Webster was not a drinking man during the years that he climbed to the
pinnacle of success. He was afraid to touch any beverage that was not clear,
cool water. Success and acceptance of social attentions dethroned him; and,
in the latter years of his life, when his work was done, although he was only
in the early sixties, he stood before the American public, "a failure in
every department of life," as one of his greatest friends has declared in
a printed work; and he was later on described as a magnificent ruin.
Magnetism brings success. Success brings social attentions.
Rufus Choate, the ruler of the twelve, was a man of the highest
morality in personal habits. He had but one love, and that was triumph in his
profession. He worked
himself into a state
of nervous collapse, and then became an excessive tea drinker, But his
work had been accomplished long before he took up habit. The tea broke down his
health. He ignored all laws of diet and soon his stomach was a wreck. Death
came to him while yet in the prime of active life. Many young men have been
misled by the statement, so often made, that Choate's magnetism was the result
of his tea-drinking habit; and we know of men who have sought the power by the
use of this beverage, and have wondered why it failed them.

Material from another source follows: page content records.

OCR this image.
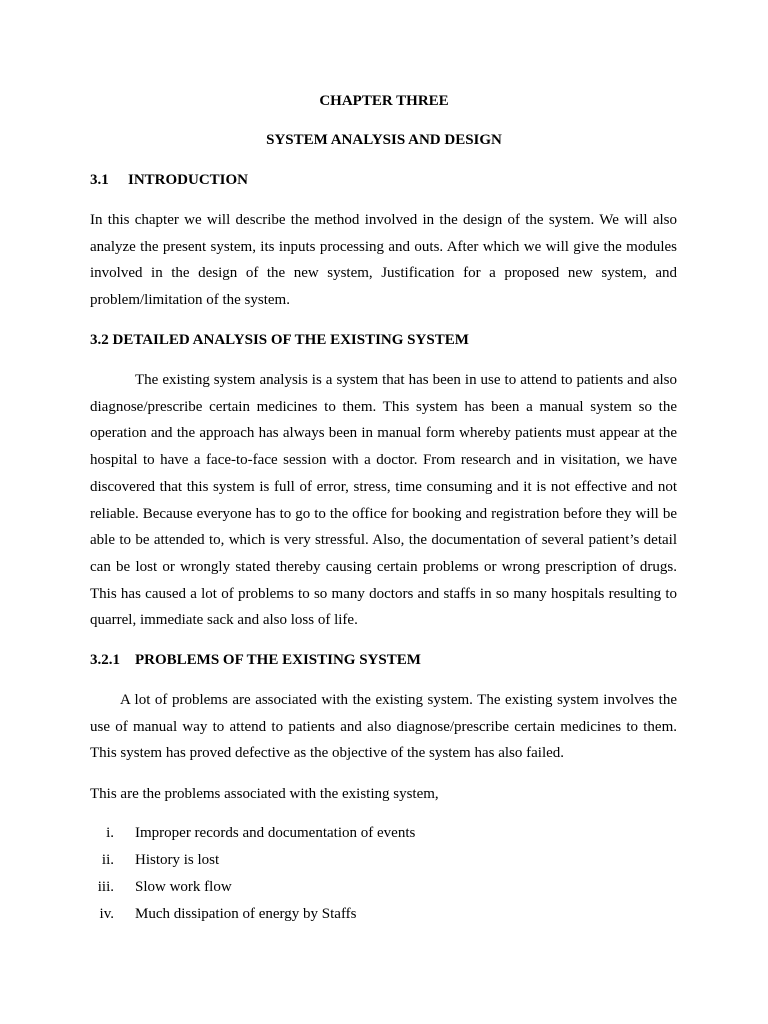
CHAPTER THREE
SYSTEM ANALYSIS AND DESIGN
3.1 INTRODUCTION

In this chapter we will describe the method involved in the design of the system. We will also analyze the present system, its inputs processing and outs. After which we will give the modules involved in the design of the new system, Justification for a proposed new system, and problem/limitation of the system.

3.2 DETAILED ANALYSIS OF THE EXISTING SYSTEM

The existing system analysis is a system that has been in use to attend to patients and also diagnose/prescribe certain medicines to them. This system has been a manual system so the operation and the approach has always been in manual form whereby patients must appear at the hospital to have a face-to-face session with a doctor. From research and in visitation, we have discovered that this system is full of error, stress, time consuming and it is not effective and not reliable. Because everyone has to go to the office for booking and registration before they will be able to be attended to, which is very stressful. Also, the documentation of several patient’s detail can be lost or wrongly stated thereby causing certain problems or wrong prescription of drugs. This has caused a lot of problems to so many doctors and staffs in so many hospitals resulting to quarrel, immediate sack and also loss of life.

3.2.1 PROBLEMS OF THE EXISTING SYSTEM

A lot of problems are associated with the existing system. The existing system involves the use of manual way to attend to patients and also diagnose/prescribe certain medicines to them. This system has proved defective as the objective of the system has also failed.

This are the problems associated with the existing system,
i. Improper records and documentation of events
ii. History is lost
iii. Slow work flow
iv. Much dissipation of energy by Staffs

In our efforts to ascertain the facts, for facts are very important in
this study, we at first were led to believe that Choate built up his magnetism
by tea. Many experiments with scores of men, proved that no one else could do
the same thing. We left no stone unturned to get at the true origin of the
story that has so often been printed to the effect that he was an inveterate
tea drinker all his life; and we found no proof of that; nor did his historian
have any proof of it except the well known fact that he drank tea to excess in
the latter part of his life; and only when his health had begun to fail did his
friends and relatives know of the habit. His favorite beverage in the first
forty years of his life was water.
No grander example of magnetism was ever seen than that displayed by
John B. Gough, who was personally known to us for many years. After he had
discarded his early alcoholic habits, his power developed, and not before. For
all his years of public triumph he used chiefly cold water as a beverage. One
man who had attended him on his tours for eight months, stated in the most
positive terms: "I have not missed a meal during all this time, having
been at the table with Mr. Gough day in and day out, three times a day, and
having partaken of his lunches when the regular meals were not to be had. We
were companions in eating. I personally know that no fluid passed his lips
except cold water. He had used coffee and tea, as he told me, but only in small
quantities. During the severe tax of a prolonged lecture tour he depended
solely on cold water. I am told that, later in life, he used both coffee and
tea in moderation, but not when his health was at its best. Plain food and cold
water gave him his best powers." Gough once made the assertion that he could get along on a
diet of bread and wafer and yet maintain his public work.